I have this question that I'm trying to solve:
Let's say we have two dice: one is blue and the other one is red. You roll the dices and try to predict the
outcome. Let's say the outcome of the blue die is b, and the outcome of the red is r.
You can understand that the outcome of the dices are independent of each other.
D = `sum of the outcomes (b+r) is an even number '
What is the probability of b = 3 and r = 5, which is P(b=3,r=5 | D) ?
The Answer that I have tried:
P (b =3, r =5/ D) = P(b= 3/ r= 5, D) * P( r = 5, D) = ⅓ * ⅙ = 1/18
Is my reasoning correct? or am I missing something?

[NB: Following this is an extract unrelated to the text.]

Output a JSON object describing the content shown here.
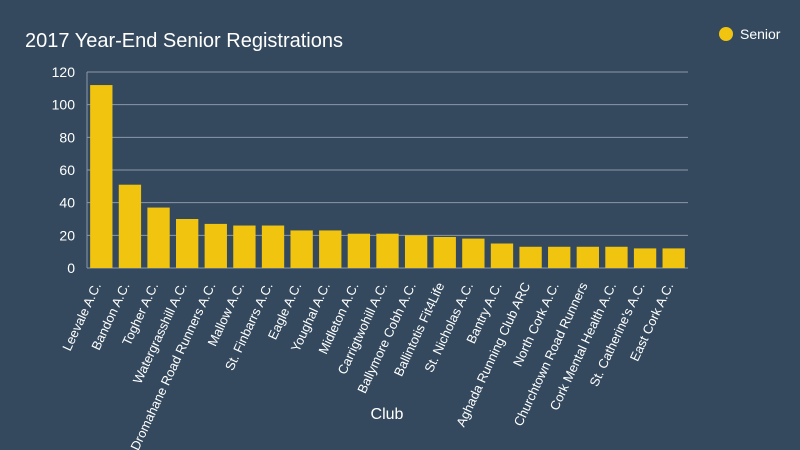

To me you should just go directly from the multiplication rule of probability, that $P(A\cap B)=P(A|B)*P(B)$, converting it to the form $P(A|B)=\frac {P(A\cap B) } {P(B)}$
$P(blue=3\cap red=5|sum\ is\ even)=\frac {P(blue=3\cap red=5) } {P(sum\ is\ even)}=\frac {1/36} {18/36}=\frac 1 {18}$
Another way to do it just by thinking about it is to realize there are 18 ways the sum is even, and in only one of those is the blue die equal to 3 and the red die is 5, hence the probability is one out of eighteen.